Huge waves expose Amerindian burial site in Grenada

Photo via Heritage Research Group Caribbean

Photo via Heritage Research Group Caribbean

An Amerindian burial site in Grenada is in danger of being wiped away by heavy waves at Sauteurs Bay unless action is taken to guard against the negative effects of climate change.  

This week members of Heritage Research Group Caribbean and other volunteers conducted an emergency evacuation of Amerindian skeletal remains which were exposed by pounding waves.  

Dr Jonathan Hanna, an instructor in Anthropology at Pennsylvania State University was among the volunteers at the site.  

He told Loop News the burials have never been exposed before and were untouched for at least 700 years, perhaps some as much as 1500 years.  

“So, we jumped in and did a proper, though every fast excavation with the waves crashing over us the whole time.  

The site will continue to be destroyed as well as the modern community if something is not done soon.  

By May/June it will probably subside as has happened the past two years, but I am hoping the publicity will put pressure to fix the situation before the dry season next year,” said Dr Hanna.  


(Photo via Heritage Research Group Caribbean)


The archaeologist says the site has been known since at least the 70s and the burial since at least 1989.  

He says in 1994, an archaeologist excavated some 18 burials that were falling into the ocean after a sea surge.  

According to data from the 1994 burials, the earliest radiocarbon date was AD 660-800 and those from the burials were clustered between AD 900-1200.  

Those burials were 50 metres from the one which had to be excavated earlier this week.  

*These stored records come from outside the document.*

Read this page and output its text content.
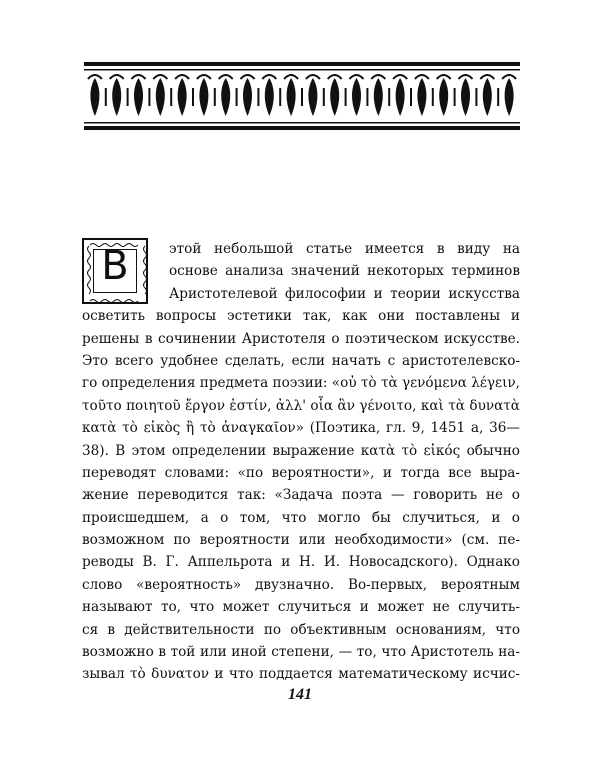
В	этой небольшой статье имеется в виду на
основе анализа значений некоторых терминов
Аристотелевой философии и теории искусства
осветить вопросы эстетики так, как они поставлены и
решены в сочинении Аристотеля о поэтическом искусстве.
Это всего удобнее сделать, если начать с аристотелевско-
го определения предмета поэзии: «οὐ τὸ τὰ γενόμενα λέγειν,
τοῦτο ποιητοῦ ἔργον ἐστίν, ἀλλ' οἷα ἂν γένοιτο, καὶ τὰ δυνατὰ
κατὰ τὸ εἰκὸς ἢ τὸ ἀναγκαῖον» (Поэтика, гл. 9, 1451 а, 36—
38). В этом определении выражение κατὰ τὸ εἰκός обычно
переводят словами: «по вероятности», и тогда все выра-
жение переводится так: «Задача поэта — говорить не о
происшедшем, а о том, что могло бы случиться, и о
возможном по вероятности или необходимости» (см. пе-
реводы В. Г. Аппельрота и Н. И. Новосадского). Однако
слово «вероятность» двузначно. Во-первых, вероятным
называют то, что может случиться и может не случить-
ся в действительности по объективным основаниям, что
возможно в той или иной степени, — то, что Аристотель на-
зывал τὸ δυνατον и что поддается математическому исчис-
141
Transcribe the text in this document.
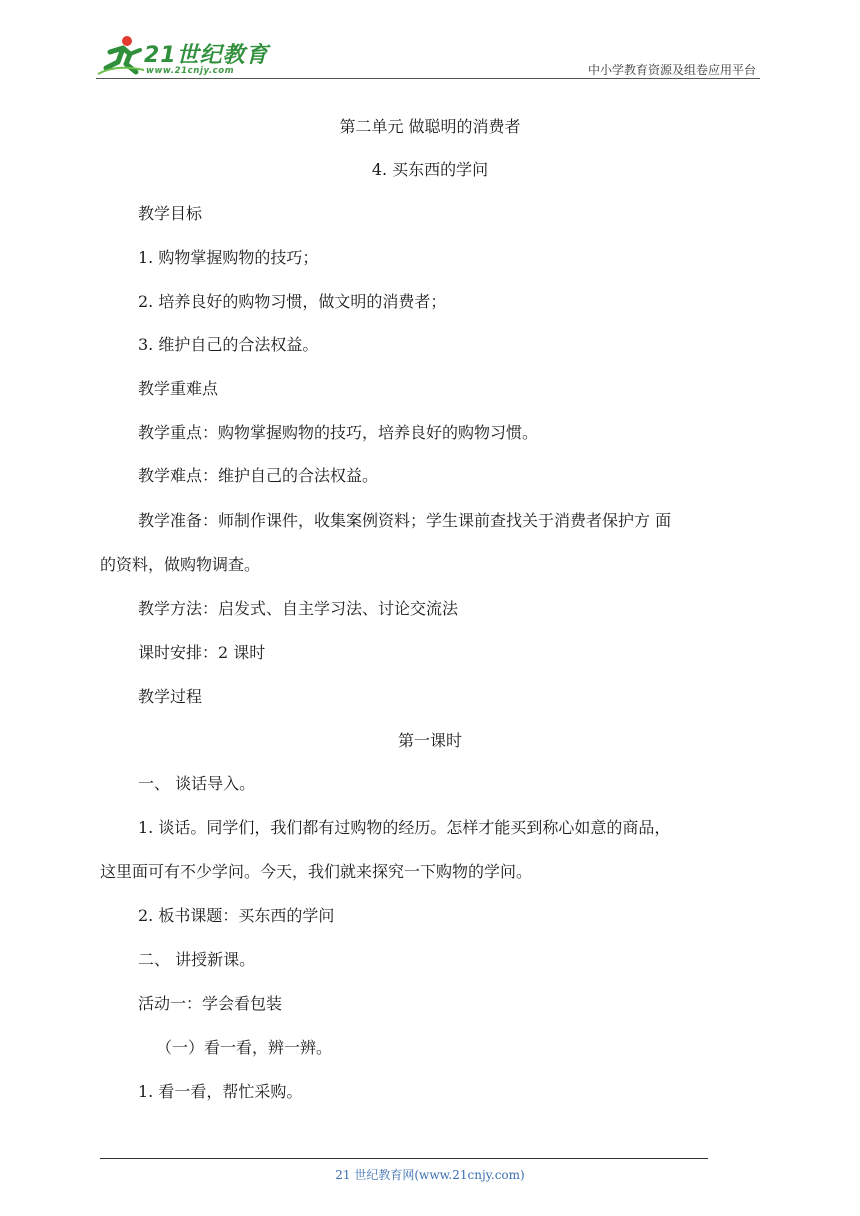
21世纪教育
www.21cnjy.com	中小学教育资源及组卷应用平台
第二单元 做聪明的消费者
4. 买东西的学问
教学目标
1. 购物掌握购物的技巧；
2. 培养良好的购物习惯，做文明的消费者；
3. 维护自己的合法权益。
教学重难点
教学重点：购物掌握购物的技巧，培养良好的购物习惯。
教学难点：维护自己的合法权益。
教学准备：师制作课件，收集案例资料；学生课前查找关于消费者保护方 面
的资料，做购物调查。
教学方法：启发式、自主学习法、讨论交流法
课时安排：2 课时
教学过程
第一课时
一、 谈话导入。
1. 谈话。同学们，我们都有过购物的经历。怎样才能买到称心如意的商品，
这里面可有不少学问。今天，我们就来探究一下购物的学问。
2. 板书课题：买东西的学问
二、 讲授新课。
活动一：学会看包装
（一）看一看，辨一辨。
1. 看一看，帮忙采购。
21 世纪教育网(www.21cnjy.com)
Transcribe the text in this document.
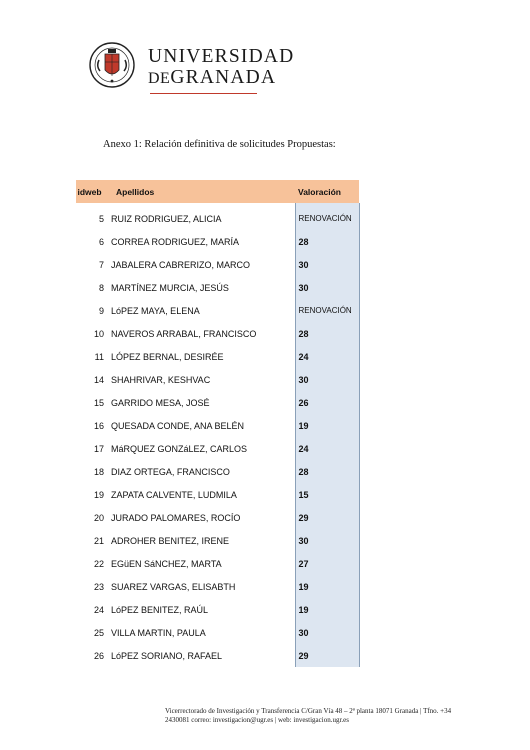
UNIVERSIDAD
DEGRANADA
Anexo 1: Relación definitiva de solicitudes Propuestas:
idweb	Apellidos	Valoración

5	RUIZ RODRIGUEZ, ALICIA	RENOVACIÓN
6	CORREA RODRIGUEZ, MARÍA	28
7	JABALERA CABRERIZO, MARCO	30
8	MARTÍNEZ MURCIA, JESÚS	30
9	LóPEZ MAYA, ELENA	RENOVACIÓN
10	NAVEROS ARRABAL, FRANCISCO	28
11	LÓPEZ BERNAL, DESIRÉE	24
14	SHAHRIVAR, KESHVAC	30
15	GARRIDO MESA, JOSÉ	26
16	QUESADA CONDE, ANA BELÉN	19
17	MáRQUEZ GONZáLEZ, CARLOS	24
18	DIAZ ORTEGA, FRANCISCO	28
19	ZAPATA CALVENTE, LUDMILA	15
20	JURADO PALOMARES, ROCÍO	29
21	ADROHER BENITEZ, IRENE	30
22	EGüEN SáNCHEZ, MARTA	27
23	SUAREZ VARGAS, ELISABTH	19
24	LóPEZ BENITEZ, RAÚL	19
25	VILLA MARTIN, PAULA	30
26	LóPEZ SORIANO, RAFAEL	29
Vicerrectorado de Investigación y Transferencia C/Gran Vía 48 – 2ª planta 18071 Granada | Tfno. +34
2430081 correo: investigacion@ugr.es | web: investigacion.ugr.es
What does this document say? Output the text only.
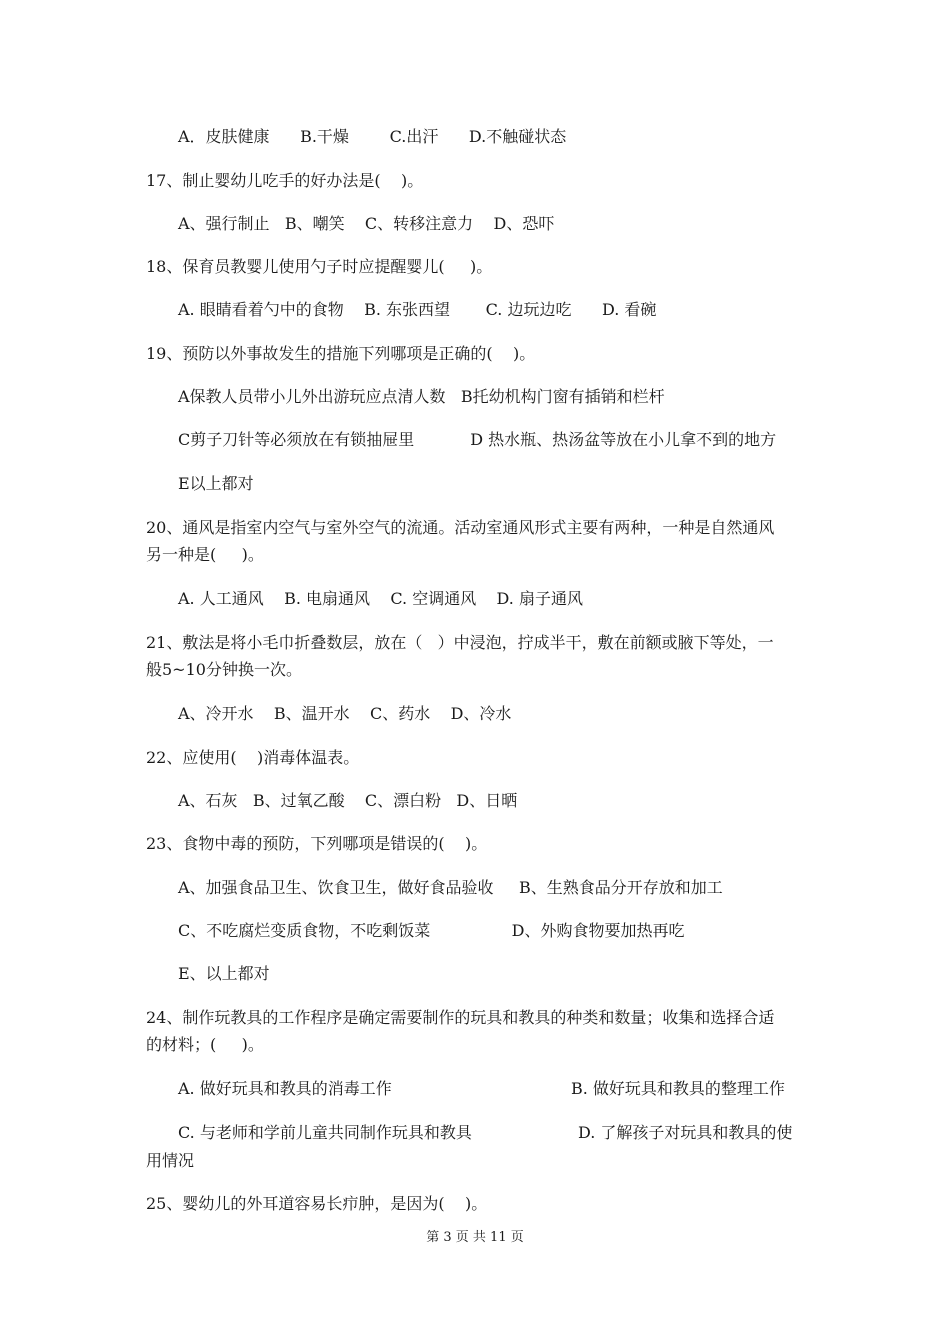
A．皮肤健康      B.干燥        C.出汗      D.不触碰状态
17、制止婴幼儿吃手的好办法是(    )。
A、强行制止   B、嘲笑    C、转移注意力    D、恐吓
18、保育员教婴儿使用勺子时应提醒婴儿(     )。
A. 眼睛看着勺中的食物    B. 东张西望       C. 边玩边吃      D. 看碗
19、预防以外事故发生的措施下列哪项是正确的(    )。
A保教人员带小儿外出游玩应点清人数   B托幼机构门窗有插销和栏杆
C剪子刀针等必须放在有锁抽屉里           D 热水瓶、热汤盆等放在小儿拿不到的地方
E以上都对
20、通风是指室内空气与室外空气的流通。活动室通风形式主要有两种，一种是自然通风
另一种是(     )。
A. 人工通风    B. 电扇通风    C. 空调通风    D. 扇子通风
21、敷法是将小毛巾折叠数层，放在（   ）中浸泡，拧成半干，敷在前额或腋下等处，一
般5~10分钟换一次。
A、冷开水    B、温开水    C、药水    D、冷水
22、应使用(    )消毒体温表。
A、石灰   B、过氧乙酸    C、漂白粉   D、日晒
23、食物中毒的预防，下列哪项是错误的(    )。
A、加强食品卫生、饮食卫生，做好食品验收     B、生熟食品分开存放和加工
C、不吃腐烂变质食物，不吃剩饭菜                D、外购食物要加热再吃
E、以上都对
24、制作玩教具的工作程序是确定需要制作的玩具和教具的种类和数量；收集和选择合适
的材料；(     )。
A. 做好玩具和教具的消毒工作	B. 做好玩具和教具的整理工作
C. 与老师和学前儿童共同制作玩具和教具	D. 了解孩子对玩具和教具的使
用情况
25、婴幼儿的外耳道容易长疖肿，是因为(    )。
第 3 页 共 11 页
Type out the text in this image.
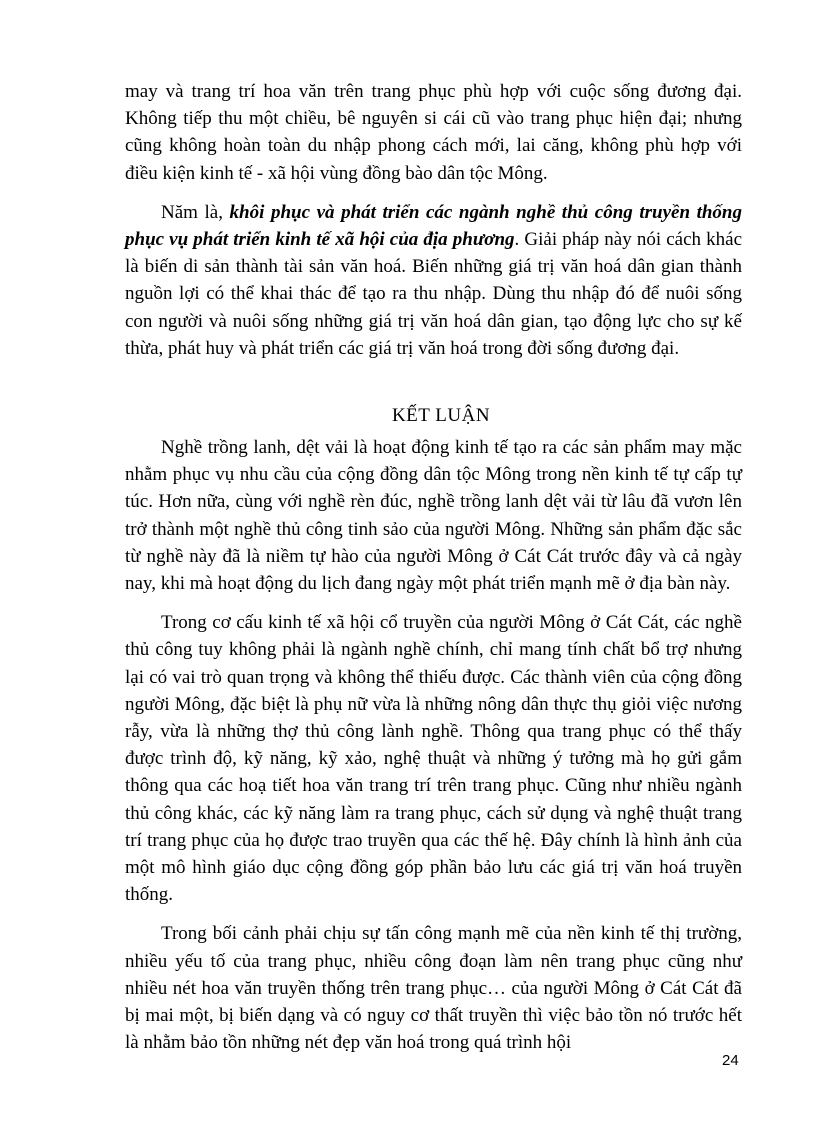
may và trang trí hoa văn trên trang phục phù hợp với cuộc sống đương đại. Không tiếp thu một chiều, bê nguyên si cái cũ vào trang phục hiện đại; nhưng cũng không hoàn toàn du nhập phong cách mới, lai căng, không phù hợp với điều kiện kinh tế - xã hội vùng đồng bào dân tộc Mông.

Năm là, khôi phục và phát triển các ngành nghề thủ công truyền thống phục vụ phát triển kinh tế xã hội của địa phương. Giải pháp này nói cách khác là biến di sản thành tài sản văn hoá. Biến những giá trị văn hoá dân gian thành nguồn lợi có thể khai thác để tạo ra thu nhập. Dùng thu nhập đó để nuôi sống con người và nuôi sống những giá trị văn hoá dân gian, tạo động lực cho sự kế thừa, phát huy và phát triển các giá trị văn hoá trong đời sống đương đại.

KẾT LUẬN

Nghề trồng lanh, dệt vải là hoạt động kinh tế tạo ra các sản phẩm may mặc nhằm phục vụ nhu cầu của cộng đồng dân tộc Mông trong nền kinh tế tự cấp tự túc. Hơn nữa, cùng với nghề rèn đúc, nghề trồng lanh dệt vải từ lâu đã vươn lên trở thành một nghề thủ công tinh sảo của người Mông. Những sản phẩm đặc sắc từ nghề này đã là niềm tự hào của người Mông ở Cát Cát trước đây và cả ngày nay, khi mà hoạt động du lịch đang ngày một phát triển mạnh mẽ ở địa bàn này.

Trong cơ cấu kinh tế xã hội cổ truyền của người Mông ở Cát Cát, các nghề thủ công tuy không phải là ngành nghề chính, chỉ mang tính chất bổ trợ nhưng lại có vai trò quan trọng và không thể thiếu được. Các thành viên của cộng đồng người Mông, đặc biệt là phụ nữ vừa là những nông dân thực thụ giỏi việc nương rẫy, vừa là những thợ thủ công lành nghề. Thông qua trang phục có thể thấy được trình độ, kỹ năng, kỹ xảo, nghệ thuật và những ý tưởng mà họ gửi gắm thông qua các hoạ tiết hoa văn trang trí trên trang phục. Cũng như nhiều ngành thủ công khác, các kỹ năng làm ra trang phục, cách sử dụng và nghệ thuật trang trí trang phục của họ được trao truyền qua các thế hệ. Đây chính là hình ảnh của một mô hình giáo dục cộng đồng góp phần bảo lưu các giá trị văn hoá truyền thống.

Trong bối cảnh phải chịu sự tấn công mạnh mẽ của nền kinh tế thị trường, nhiều yếu tố của trang phục, nhiều công đoạn làm nên trang phục cũng như nhiều nét hoa văn truyền thống trên trang phục… của người Mông ở Cát Cát đã bị mai một, bị biến dạng và có nguy cơ thất truyền thì việc bảo tồn nó trước hết là nhằm bảo tồn những nét đẹp văn hoá trong quá trình hội

24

Hanna said: “So these things happen in this area from time to time. There are also prehistoric sites washing away or now underwater, but nothing as dramatic as we’re seeing in Sauteurs right now.”  

Dr Hanna says he worked with Grenada’s Ministry of Culture and the Ministry of Environment to convene representatives there in February 2018, with many plans being made but the implementation being too slow.  

He says there are several historic sites in Grenada where burials are also falling into the sea and unless action is taken the trend will continue.  

“It is absolutely climate change and rising sea levels since the 1997 breakwater project just redirected currents that were battering the town. And while single events like this have happened in the past, it has never been a continuous, daily occurrence for such an extended time,” said Dr Hanna.